16.465 · Initiative parlementaire · 2016-09-28
Liquidé
Wortlaut
Conformément aux articles 160 alinéa 1 de la Constitution et 107 de la loi sur le Parlement, nous déposons l'initiative parlementaire suivante :
La Constitution fédérale est modifiée comme suit :
Art. 54 Affaires étrangères
...
Al. 4
La Confédération ne conclut aucun accord contraire à l'indépendance et à la souveraineté de la Suisse, à la neutralité et aux droits du peuple avec d'autres États ou avec des communautés juridiques supranationales.
Begründung
La Suisse a une longue tradition de coopération internationale et de traités bilatéraux. Elle négocie actuellement, sur mandat du Parlement, un accord-cadre avec l'Union européenne, qui créera un lien institutionnel. En vertu du Traité de Lisbonne de 2009, l'UE est une communauté juridique supranationale comportant une union économique et monétaire, une politique étrangère et de sécurité commune et une coopération policière et judiciaire. Avant de conclure de nouveaux accords bilatéraux, l'UE demande à la Suisse un accord-cadre qui soumettrait les futures relations à la surveillance d'une institution propre à l'UE et transférerait la jurisprudence à une cour de justice de l'UE.

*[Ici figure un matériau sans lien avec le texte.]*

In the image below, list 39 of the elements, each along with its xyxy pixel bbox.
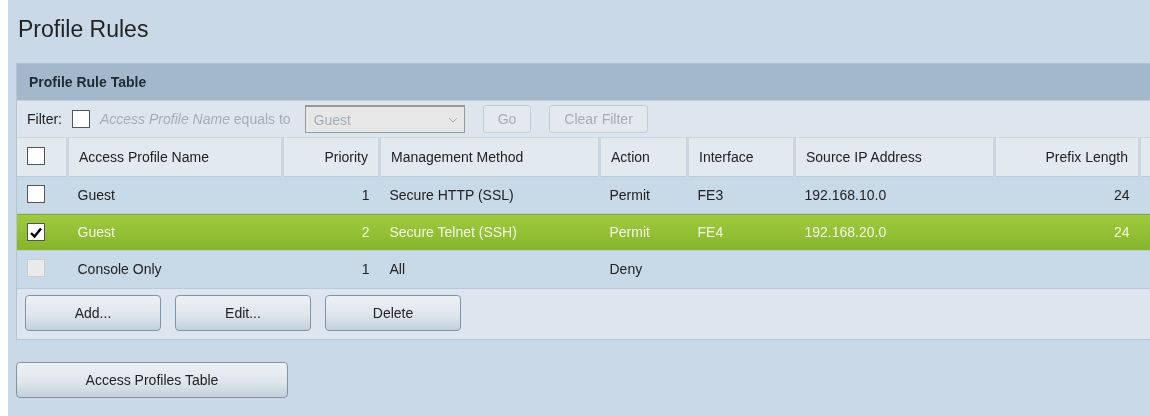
row-checkbox[interactable]	[27, 223, 45, 241]
chevron-icon	[447, 116, 458, 123]
check-icon	[30, 226, 42, 238]
table-cell: Console Only	[77, 261, 162, 278]
table-cell: 2	[361, 224, 370, 240]
table-cell: FE4	[697, 224, 724, 240]
column-header: Access Profile Name	[67, 137, 283, 177]
table-cell: 24	[1113, 187, 1130, 203]
table-cell: Deny	[609, 261, 643, 278]
column-header: Interface	[687, 137, 795, 177]
column-header: Management Method	[379, 137, 600, 177]
action-button[interactable]: Delete	[325, 294, 461, 331]
table-cell: Permit	[609, 224, 650, 240]
action-button[interactable]: Add...	[25, 294, 161, 331]
column-header: Action	[599, 137, 688, 177]
table-cell: 24	[1113, 224, 1130, 240]
column-header: Priority	[282, 137, 380, 177]
action-button[interactable]: Edit...	[175, 294, 311, 331]
table-cell: All	[389, 261, 406, 278]
table-cell: 192.168.20.0	[804, 224, 887, 240]
table-cell: 192.168.10.0	[804, 187, 887, 203]
access-profiles-table-button[interactable]: Access Profiles Table	[16, 361, 288, 398]
table-cell: Secure HTTP (SSL)	[389, 187, 514, 203]
column-header: Prefix Length	[994, 137, 1140, 177]
filter-label: Filter:	[27, 111, 62, 127]
table-cell: Permit	[609, 187, 650, 203]
table-cell: Secure Telnet (SSH)	[389, 224, 517, 240]
row-checkbox[interactable]	[27, 184, 45, 203]
table-cell: Guest	[77, 187, 115, 203]
panel-title: Profile Rule Table	[17, 64, 1150, 100]
table-cell: FE3	[697, 187, 724, 203]
filter-field-label: Access Profile Name equals to	[100, 111, 291, 127]
select-all-checkbox[interactable]	[27, 146, 45, 165]
column-header: Source IP Address	[794, 137, 995, 177]
table-row[interactable]: Guest 1 Secure HTTP (SSL) Permit FE3 192.168.10.0 24	[17, 176, 1150, 214]
page-title: Profile Rules	[18, 16, 150, 43]
table-cell: 1	[361, 187, 370, 203]
table-cell: Guest	[77, 224, 115, 240]
table-cell: 1	[361, 261, 370, 278]
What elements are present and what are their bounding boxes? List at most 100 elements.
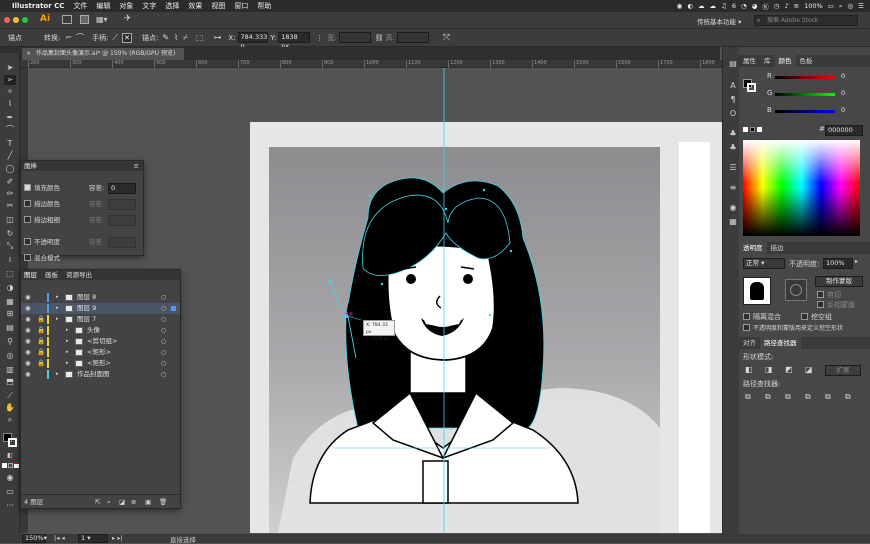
visibility-eye-icon[interactable]: ◉	[25, 347, 31, 358]
graph-tool-icon[interactable]: ▥	[4, 365, 16, 375]
siri-icon[interactable]: ◎	[848, 2, 854, 10]
unite-icon[interactable]: ◧	[745, 365, 753, 374]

La politique étrangère et de sécurité commune inclut une politique de défense commune, donc une défense commune ("Au cas où un État membre serait l'objet d'une agression armée sur son territoire, les autres États membres lui doivent aide et assistance par tous les moyens en leur pouvoir ..."). L'UE est donc également une communauté d'assistance militaire, qui va à l'encontre de la neutralité. Le diktat de l'UE qui découlerait de la conclusion d'un accord-cadre se révélerait rapidement impraticable et serait perçu comme indigne en Suisse. Cependant, la résiliation de l'accord-cadre aurait à ce stade des conséquences politiques et économiques imprévisibles, si bien que l'adhésion à l'UE apparaîtrait finalement comme la seule solution pour éviter ces conséquences négatives et obtenir les prétendus droits de codécision d'un membre à part entière. Il faut donc interdire dans la Constitution tout accord-cadre avec une communauté juridique supranationale ou un État tiers. L'ancien ambassadeur Carlo Jagmetti a ainsi affirmé que toute personne qui se déclarait pour un accord-cadre global, et qui embrassait donc la perspective d'une future adhésion, renonçait à terme à la neutralité, à la souveraineté et à l'indépendance et contribuait à saper la démocratie directe, le fédéralisme et l'autonomie communale (NZZ du 6 octobre 2015, p. 12).